Lo que enseñó el último Concilio y que se encuentra en el magisterio de los Sucesores de Pedro desde 1965 hasta hoy, está bien resumido en las primeras líneas de la Constitución dogmática Lumen gentium: «Cristo es la luz de los pueblos: este santo Concilio, reunido en el Espíritu Santo, desea ardientemente, al anunciar el Evangelio a toda criatura, iluminar a todos los hombres con la luz de Cristo que resplandece en el rostro de la Iglesia». Aquí se encuentra un núcleo central que nunca se puede dar por sentado en la acción eclesial, ni siquiera en la posconciliar, ni siquiera en la de nuestros días. La Iglesia no resplandece con luz propia, no irradia una luz propia, no es la fuente del anuncio. La Iglesia solo puede tratar de ser transparente, es decir, de dejar traslucir, de hacer resplandecer la luz de Cristo. Es la luz de Cristo la que resplandece sobre el rostro de la Iglesia.

Esta constatación, tan evidente en el magisterio de los Padres de la Iglesia, tiene muchas consecuencias. Una Iglesia que sabe que no es la fuente ni la «dueña» de la fe, huye de toda autosuficiencia y autorreferencialidad, no vive con la mirada puesta en el pasado, no busca el apuntalamiento de los poderosos de turno, no intenta imponer la fe, no la hace consistir en las reglas, en las tradiciones, en las estrategias o los proyectos humanos, sabe reconocer sus propias inadecuaciones pidiendo perdón, dialoga con todos en la libertad, va en busca del Rostro de su Señor dejándose evangelizar por los alejados y lo reconoce allí donde se manifiesta libremente.

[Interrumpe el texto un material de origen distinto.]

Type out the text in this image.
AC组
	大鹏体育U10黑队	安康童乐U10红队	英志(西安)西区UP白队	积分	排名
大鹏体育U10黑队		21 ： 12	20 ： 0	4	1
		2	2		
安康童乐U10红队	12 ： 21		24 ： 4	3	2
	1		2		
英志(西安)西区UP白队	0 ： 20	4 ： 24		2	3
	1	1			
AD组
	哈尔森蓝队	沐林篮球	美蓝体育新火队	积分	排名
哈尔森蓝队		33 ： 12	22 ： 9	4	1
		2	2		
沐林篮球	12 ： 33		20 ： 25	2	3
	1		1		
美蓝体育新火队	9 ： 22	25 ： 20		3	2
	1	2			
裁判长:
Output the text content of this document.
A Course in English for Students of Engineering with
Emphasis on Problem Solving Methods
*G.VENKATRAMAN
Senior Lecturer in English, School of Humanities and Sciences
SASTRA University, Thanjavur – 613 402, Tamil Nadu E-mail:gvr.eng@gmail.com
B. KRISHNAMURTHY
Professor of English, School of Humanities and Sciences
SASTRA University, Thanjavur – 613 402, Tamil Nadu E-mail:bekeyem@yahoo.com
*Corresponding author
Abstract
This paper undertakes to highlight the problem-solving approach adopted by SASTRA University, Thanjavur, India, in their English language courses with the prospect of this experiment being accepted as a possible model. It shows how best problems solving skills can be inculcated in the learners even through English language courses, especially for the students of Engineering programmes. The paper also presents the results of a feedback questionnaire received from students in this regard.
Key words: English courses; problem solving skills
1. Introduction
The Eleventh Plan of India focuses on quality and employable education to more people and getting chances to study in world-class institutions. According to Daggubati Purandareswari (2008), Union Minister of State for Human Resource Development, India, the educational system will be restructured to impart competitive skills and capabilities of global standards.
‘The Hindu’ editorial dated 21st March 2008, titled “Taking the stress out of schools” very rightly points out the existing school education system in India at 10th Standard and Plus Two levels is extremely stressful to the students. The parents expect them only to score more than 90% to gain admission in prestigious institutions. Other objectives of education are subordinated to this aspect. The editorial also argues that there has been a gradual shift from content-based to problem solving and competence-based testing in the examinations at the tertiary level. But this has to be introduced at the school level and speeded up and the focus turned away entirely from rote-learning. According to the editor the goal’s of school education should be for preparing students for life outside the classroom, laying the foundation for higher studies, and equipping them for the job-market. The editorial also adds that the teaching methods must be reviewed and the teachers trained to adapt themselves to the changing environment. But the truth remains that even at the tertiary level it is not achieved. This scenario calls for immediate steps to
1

Misa de León XIV en Estambul
Misa de León XIV en Estambul

Vive la misericordia, la acogida, la cercanía a los pobres y a los marginados, el compromiso por la paz y la justicia como una forma de ser sal de la tierra y hacer brillar la luz de Cristo en el mundo, dando testimonio de la lógica de un Dios que —como nos recordó León XIV en la catedral de Estambul el pasado 28 de noviembre— «ha elegido el camino de la pequeñez para descender entre nosotros», que «no se impone llamando la atención» y que, por lo tanto, no necesita nuestras proclamas, nuestras invectivas o nuestras estrategias para darse a conocer.

Hablando del Reino de Dios y de cómo se manifiesta en Jesucristo, el obispo de Roma dijo en el Ángelus del pasado 7 de diciembre: «El profeta Isaías lo compara con un renuevo: una imagen que no es de poder o destrucción, sino de nacimiento y novedad. Sobre ese brote, que surge de un tronco aparentemente muerto, comienza a soplar el Espíritu Santo con sus dones (cf. Is 11,1-10). Todos tenemos el recuerdo de una sorpresa parecida que nos ha ocurrido en la vida. Es la experiencia que vivió la Iglesia en el Concilio Vaticano II que concluía precisamente hace sesenta años; una experiencia que se renueva cuando caminamos juntos hacia el Reino de Dios, todos dispuestos a acogerlo y servirlo. Entonces no sólo florecen realidades que parecían débiles o marginales, sino que se realiza lo que humanamente se consideraría imposible».

Esta Iglesia, que vive en el mundo el misterio de Cristo, ya está presente en muchas personas y comunidades, como lo atestiguan las historias de esperanza surgidas en este año jubilar. Sesenta años después, aún nos encontramos en las fases iniciales del camino que nos indicó el Concilio y que todos estamos llamados a hacer brotar.